Naquela época, eu estava pensando no corpo e em seu potencial de recriar ou transformar o ambiente. Fazia sentido gravar Oggy diante das formas imponentes e sensuais criadas por Niemeyer para o Parque do Ibirapuera e, em seguida, filmar Grace fazendo pole dance em uma boate – lembrando as estruturas e molduras com que Francis Bacon ambientava suas figuras arfantes e carnudas.


2- Após sua série de vídeos Apologies 1-6 (2007-2009) a paisagem do 'outback' australiano ficou mais presente e intensa em sua obra. Por que a necessidade pessoal-artística de 'voltar pra casa'?

De 2005 a 2007, trabalhei bastante em projetos fora da Austrália (entre eles o que acabei de mencionar em São Paulo) e, até então, tinha me concentrado principalmente no espaço urbano. No entanto, um trabalho meu em vídeo, Storm Sequence, do ano 2000, foi voltado para a interseção entre os ambientes urbano e natural, e foi esse trabalho que me levou a pensar em uma paisagem distintamente australiana. Storm Sequence retratava um local tipicamente australiano, mas em condições sensuais. Assim como os brasileiros, nós australianos celebramos a cultura da praia, mas esse vídeo descreve um forte temporal na praia. Pensei em trabalhar com outros lugares da Austrália que me dessem muita liberdade para brincar – obras que poderiam reforçar estereótipos, mas também questioná-los.

Apologies 1-6 foi motivado pelo interesse em explorar uma região famosa (e até mítica) do interior australiano, trabalhando no deserto, ou 'outback'. Eu não queria afirmar minha autenticidade só porque nasci na Austrália. Na verdade, até 2007 eu nunca tinha entrado no deserto, só nas redondezas. Eu era como a maioria dos australianos, morava numa cidade litorânea, e só fui pensar na minha relação com o deserto australiano através desse projeto. Era um lugar cercado de mito, uma miragem de si mesmo! Por isso, apesar de eu nunca ter ido ao deserto, tinha uma sensação estranha de conexão com o lugar, simplesmente por causa de todos os filmes a que assisti sobre ele no cinema e na TV. Todas essas imagens formaram minha pré-concepção do 'outback'. Assim, quando fui ao deserto, decidi criar uma obra que reconhecesse a influência do cinema sobre minha ideia desses lugares. A série Mad Max, de George Miller, teve um impacto enorme em mim quando adolescente; por isso, a estética de Mad Max foi citada de forma tão clara e direta nessa obra.

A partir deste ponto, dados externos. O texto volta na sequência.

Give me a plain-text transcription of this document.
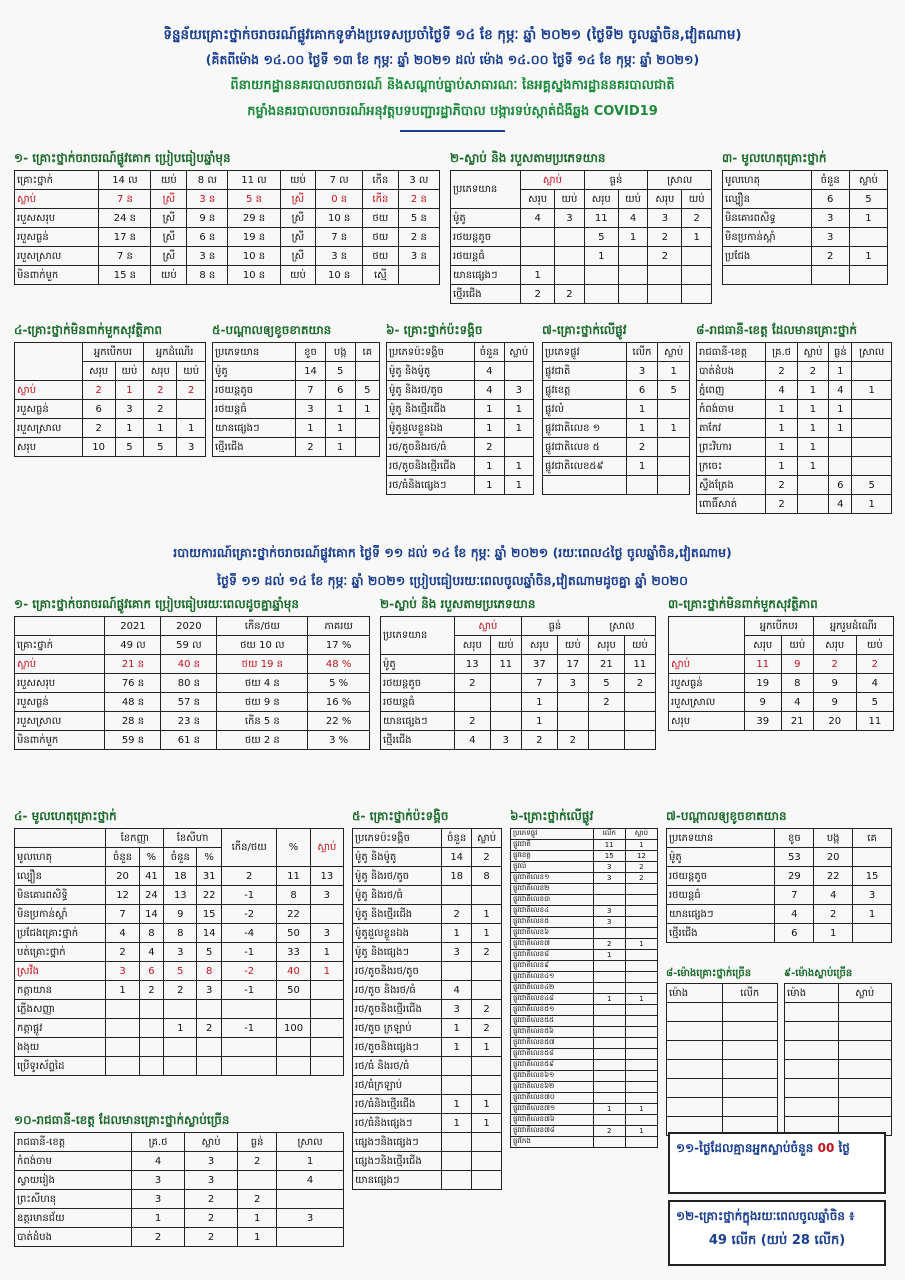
ទិន្នន័យគ្រោះថ្នាក់ចរាចរណ៍ផ្លូវគោកទូទាំងប្រទេសប្រចាំថ្ងៃទី ១៤ ខែ កុម្ភៈ ឆ្នាំ ២០២១ (ថ្ងៃទី២ ចូលឆ្នាំចិន,វៀតណាម)
(គិតពីម៉ោង ១៤.០០ ថ្ងៃទី ១៣ ខែ កុម្ភៈ ឆ្នាំ ២០២១ ដល់ ម៉ោង ១៤.០០ ថ្ងៃទី ១៤ ខែ កុម្ភៈ ឆ្នាំ ២០២១)
ពីនាយកដ្ឋាននគរបាលចរាចរណ៍ និងសណ្តាប់ធ្នាប់សាធារណៈ នៃអគ្គស្នងការដ្ឋាននគរបាលជាតិ
កម្លាំងនគរបាលចរាចរណ៍អនុវត្តបទបញ្ជារដ្ឋាភិបាល បង្ការទប់ស្កាត់ជំងឺឆ្លង COVID19
១- គ្រោះថ្នាក់ចរាចរណ៍ផ្លូវគោក ប្រៀបធៀបឆ្នាំមុន
គ្រោះថ្នាក់	14 ល	យប់	8 ល	11 ល	យប់	7 ល	កើន	3 ល
ស្លាប់	7 ន	ស្រី	3 ន	5 ន	ស្រី	0 ន	កើន	2 ន
របួសសរុប	24 ន	ស្រី	9 ន	29 ន	ស្រី	10 ន	ថយ	5 ន
របួសធ្ងន់	17 ន	ស្រី	6 ន	19 ន	ស្រី	7 ន	ថយ	2 ន
របួសស្រាល	7 ន	ស្រី	3 ន	10 ន	ស្រី	3 ន	ថយ	3 ន
មិនពាក់មួក	15 ន	យប់	8 ន	10 ន	យប់	10 ន	ស្មើ	
២-ស្លាប់ និង របួសតាមប្រភេទយាន
ប្រភេទយាន	ស្លាប់		ធ្ងន់		ស្រាល	
	សរុប	យប់	សរុប	យប់	សរុប	យប់
ម៉ូតូ	4	3	11	4	3	2
រថយន្តតូច			5	1	2	1
រថយន្តធំ			1		2	
យានផ្សេងៗ	1					
ថ្មើរជើង	2	2				
៣- មូលហេតុគ្រោះថ្នាក់
មូលហេតុ	ចំនួន	ស្លាប់
ល្បឿន	6	5
មិនគោរពសិទ្ធ	3	1
មិនប្រកាន់ស្តាំ	3	
ប្រជែង	2	1

៤-គ្រោះថ្នាក់មិនពាក់មួកសុវត្ថិភាព
	អ្នកបើកបរ		អ្នកដំណើរ	
	សរុប	យប់	សរុប	យប់
ស្លាប់	2	1	2	2
របួសធ្ងន់	6	3	2	
របួសស្រាល	2	1	1	1
សរុប	10	5	5	3
៥-បណ្តាលឲ្យខូចខាតយាន
ប្រភេទយាន	ខូច	បង្ក	គេ
ម៉ូតូ	14	5	
រថយន្តតូច	7	6	5
រថយន្តធំ	3	1	1
យានផ្សេងៗ	1	1	
ថ្មើរជើង	2	1	
៦- គ្រោះថ្នាក់ប៉ះទង្គិច
ប្រភេទប៉ះទង្គិច	ចំនួន	ស្លាប់
ម៉ូតូ និងម៉ូតូ	4	
ម៉ូតូ និងរថ/តូច	4	3
ម៉ូតូ និងថ្មើរជើង	1	1
ម៉ូតូដួលខ្លួនឯង	1	1
រថ/តូចនិងរថ/ធំ	2	
រថ/តូចនិងថ្មើរជើង	1	1
រថ/ធំនិងផ្សេងៗ	1	1
៧-គ្រោះថ្នាក់លើផ្លូវ
ប្រភេទផ្លូវ	លើក	ស្លាប់
ផ្លូវជាតិ	3	1
ផ្លូវខេត្ត	6	5
ផ្លូវលំ	1	
ផ្លូវជាតិលេខ ១	1	1
ផ្លូវជាតិលេខ ៥	2	
ផ្លូវជាតិលេខ៥៩	1	

៨-រាជធានី-ខេត្ត ដែលមានគ្រោះថ្នាក់
រាជធានី-ខេត្ត	គ្រ.ថ	ស្លាប់	ធ្ងន់	ស្រាល
បាត់ដំបង	2	2	1	
ភ្នំពេញ	4	1	4	1
កំពង់ចាម	1	1	1	
តាកែវ	1	1	1	
ព្រះវិហារ	1	1		
ក្រចេះ	1	1		
ស្ទឹងត្រែង	2		6	5
ពោធិ៍សាត់	2		4	1
របាយការណ៍គ្រោះថ្នាក់ចរាចរណ៍ផ្លូវគោក ថ្ងៃទី ១១ ដល់ ១៤ ខែ កុម្ភៈ ឆ្នាំ ២០២១ (រយៈពេល៤ថ្ងៃ ចូលឆ្នាំចិន,វៀតណាម)
ថ្ងៃទី ១១ ដល់ ១៤ ខែ កុម្ភៈ ឆ្នាំ ២០២១ ប្រៀបធៀបរយៈពេលចូលឆ្នាំចិន,វៀតណាមដូចគ្នា ឆ្នាំ ២០២០
១- គ្រោះថ្នាក់ចរាចរណ៍ផ្លូវគោក ប្រៀបធៀបរយៈពេលដូចគ្នាឆ្នាំមុន
	2021	2020	កើន/ថយ	ភាគរយ
គ្រោះថ្នាក់	49 ល	59 ល	ថយ 10 ល	17 %
ស្លាប់	21 ន	40 ន	ថយ 19 ន	48 %
របួសសរុប	76 ន	80 ន	ថយ 4 ន	5 %
របួសធ្ងន់	48 ន	57 ន	ថយ 9 ន	16 %
របួសស្រាល	28 ន	23 ន	កើន 5 ន	22 %
មិនពាក់មួក	59 ន	61 ន	ថយ 2 ន	3 %
២-ស្លាប់ និង របួសតាមប្រភេទយាន
ប្រភេទយាន	ស្លាប់		ធ្ងន់		ស្រាល	
	សរុប	យប់	សរុប	យប់	សរុប	យប់
ម៉ូតូ	13	11	37	17	21	11
រថយន្តតូច	2		7	3	5	2
រថយន្តធំ			1		2	
យានផ្សេងៗ	2		1			
ថ្មើរជើង	4	3	2	2		
៣-គ្រោះថ្នាក់មិនពាក់មួកសុវត្ថិភាព
	អ្នកបើកបរ		អ្នករួមដំណើរ	
	សរុប	យប់	សរុប	យប់
ស្លាប់	11	9	2	2
របួសធ្ងន់	19	8	9	4
របួសស្រាល	9	4	9	5
សរុប	39	21	20	11
៤- មូលហេតុគ្រោះថ្នាក់
	ខែកញ្ញា		ខែសីហា		កើន/ថយ	%	ស្លាប់
មូលហេតុ	ចំនួន	%	ចំនួន	%			
ល្បឿន	20	41	18	31	2	11	13
មិនគោរពសិទ្ធិ	12	24	13	22	-1	8	3
មិនប្រកាន់ស្តាំ	7	14	9	15	-2	22	
ប្រជែងគ្រោះថ្នាក់	4	8	8	14	-4	50	3
បត់គ្រោះថ្នាក់	2	4	3	5	-1	33	1
ស្រវឹង	3	6	5	8	-2	40	1
កត្តាយាន	1	2	2	3	-1	50	
ភ្លើងសញ្ញា							
កត្តាផ្លូវ			1	2	-1	100	
ងងុយ							
ប្រើទូរស័ព្ទដៃ							
៥- គ្រោះថ្នាក់ប៉ះទង្គិច
ប្រភេទប៉ះទង្គិច	ចំនួន	ស្លាប់
ម៉ូតូ និងម៉ូតូ	14	2
ម៉ូតូ និងរថ/តូច	18	8
ម៉ូតូ និងរថ/ធំ		
ម៉ូតូ និងថ្មើរជើង	2	1
ម៉ូតូដួលខ្លួនឯង	1	1
ម៉ូតូ និងផ្សេងៗ	3	2
រថ/តូចនិងរថ/តូច		
រថ/តូច និងរថ/ធំ	4	
រថ/តូចនិងថ្មើរជើង	3	2
រថ/តូច ក្រឡាប់	1	2
រថ/តូចនិងផ្សេងៗ	1	1
រថ/ធំ និងរថ/ធំ		
រថ/ធំក្រឡាប់		
រថ/ធំនិងថ្មើរជើង	1	1
រថ/ធំនិងផ្សេងៗ	1	1
ផ្សេងៗនិងផ្សេងៗ		
ផ្សេងៗនិងថ្មើរជើង		
យានផ្សេងៗ		
៦-គ្រោះថ្នាក់លើផ្លូវ
ប្រភេទផ្លូវ	លើក	ស្លាប់
ផ្លូវជាតិ	11	1
ផ្លូវខេត្ត	15	12
ផ្លូវលំ	3	2
ផ្លូវជាតិលេខ១	3	2
ផ្លូវជាតិលេខ២		
ផ្លូវជាតិលេខ៣		
ផ្លូវជាតិលេខ៤	3	
ផ្លូវជាតិលេខ៥	3	
ផ្លូវជាតិលេខ៦		
ផ្លូវជាតិលេខ៧	2	1
ផ្លូវជាតិលេខ៨	1	
ផ្លូវជាតិលេខ៩		
ផ្លូវជាតិលេខ៤១		
ផ្លូវជាតិលេខ៤២		
ផ្លូវជាតិលេខ៤៨	1	1
ផ្លូវជាតិលេខ៥១		
ផ្លូវជាតិលេខ៥៥		
ផ្លូវជាតិលេខ៥៦		
ផ្លូវជាតិលេខ៥៧		
ផ្លូវជាតិលេខ៥៨		
ផ្លូវជាតិលេខ៥៩		
ផ្លូវជាតិលេខ៦១		
ផ្លូវជាតិលេខ៦២		
ផ្លូវជាតិលេខ៧០		
ផ្លូវជាតិលេខ៧១	1	1
ផ្លូវជាតិលេខ៧៦		
ផ្លូវជាតិលេខ៧៨	2	1
ផ្លូវកែង		
៧-បណ្តាលឲ្យខូចខាតយាន
ប្រភេទយាន	ខូច	បង្ក	គេ
ម៉ូតូ	53	20	
រថយន្តតូច	29	22	15
រថយន្តធំ	7	4	3
យានផ្សេងៗ	4	2	1
ថ្មើរជើង	6	1	
៨-ម៉ោងគ្រោះថ្នាក់ច្រើន
ម៉ោង	លើក

៩-ម៉ោងស្លាប់ច្រើន
ម៉ោង	ស្លាប់

១០-រាជធានី-ខេត្ត ដែលមានគ្រោះថ្នាក់ស្លាប់ច្រើន
រាជធានី-ខេត្ត	គ្រ.ថ	ស្លាប់	ធ្ងន់	ស្រាល
កំពង់ចាម	4	3	2	1
ស្វាយរៀង	3	3		4
ព្រះសីហនុ	3	2	2	
ឧត្តរមានជ័យ	1	2	1	3
បាត់ដំបង	2	2	1	
១១-ថ្ងៃដែលគ្មានអ្នកស្លាប់ចំនួន 00 ថ្ងៃ
១២-គ្រោះថ្នាក់ក្នុងរយៈពេលចូលឆ្នាំចិន ៖
49 លើក (យប់ 28 លើក)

Embora seja forte, o visual de Mad Max foi apenas uma referência em Apologies 1-6. Na verdade, estava interessado em representar o deserto de uma maneira completamente diferente daquela vista nos filmes da série Mad Max ou em qualquer filme popular. Meu trabalho foi apresentado em câmera lenta e com tomadas longas, diferentemente da edição veloz e furiosa do cinema popular. No entanto, para mim era importante manter essa referência forte a filmes específicos. O deserto foi uma experiência incrível – quando fui trabalhar lá pela primeira vez, eu sabia que teria que realizar vários projetos interligados. O deserto é um ambiente para o qual sempre volto, e não só para obter inspiração. O espaço molda meu trabalho de forma direta, bem como a cultura midiática que o cerca.


3- Fale da ideia de 'pintura móvel' que aparece em seu trabalho de vez em quando.

Acho que o conceito de pintura móvel pode ser apropriado para algumas formas de videoarte, e certamente pode ser aplicado a muitos de meus trabalhos. Em todo esse campo, parece haver uma troca livre entre cinema, pintura, instalação, imagens geradas por computador, e eu adoro essa liberdade e esse alcance. Poderia descrever meu trabalho como pintura móvel em função de todas as referências sutis e explícitas à história da arte e da pintura em particular, mas acho que também pode ser descrito como cinema lento ou arquitetura "não congelada" (numa brincadeira com a citação de Goethe).

Assim como muitos outros videoartistas, não sinto necessidade de competir com o modelo hollywoodiano de imagem de alta definição. Ainda trabalho com câmeras de vídeo domésticas (que hoje em dia, é claro, são de alta definição), mas o mais importante para mim é esse acesso aos meios de produção. Em termos de qualidade de imagem, interesso-me pelo texto de Hito Steyerl chamado "In Defense of the Poor Image" (Em defesa da imagem ruim). A baixa resolução, ou imagem ruim, faz parte de nossas vidas (e certamente de nossas vidas on-line) tanto quanto as imagens de cinema de alta resolução. Esse tipo de imagem também representa um desafio interessante ao modo de produção de Hollywood. Tenho interesse em videoarte segundo a análise da 'imagem ruim' de Steyerl. Em alguns casos, meu trabalho é ao mesmo tempo de baixa e alta definição. Quando se trata de material gravado com equipamento doméstico, sinto que minha prática é muito próxima do uso mais geral do vídeo no mundo atual. Isso me faz pensar nos escritos de Boris Groys, que não faz distinção clara entre a atividade considerada como sendo de vanguarda e os milhões de usuários do Facebook e do YouTube. Quando John Ruskin e, posteriormente, Joseph Beuys insistiram que 'todos somos artistas', as primeiras mídias que adotamos (evidenciadas pela internet) foram fotografia e vídeo (a performance também pode ser incluída).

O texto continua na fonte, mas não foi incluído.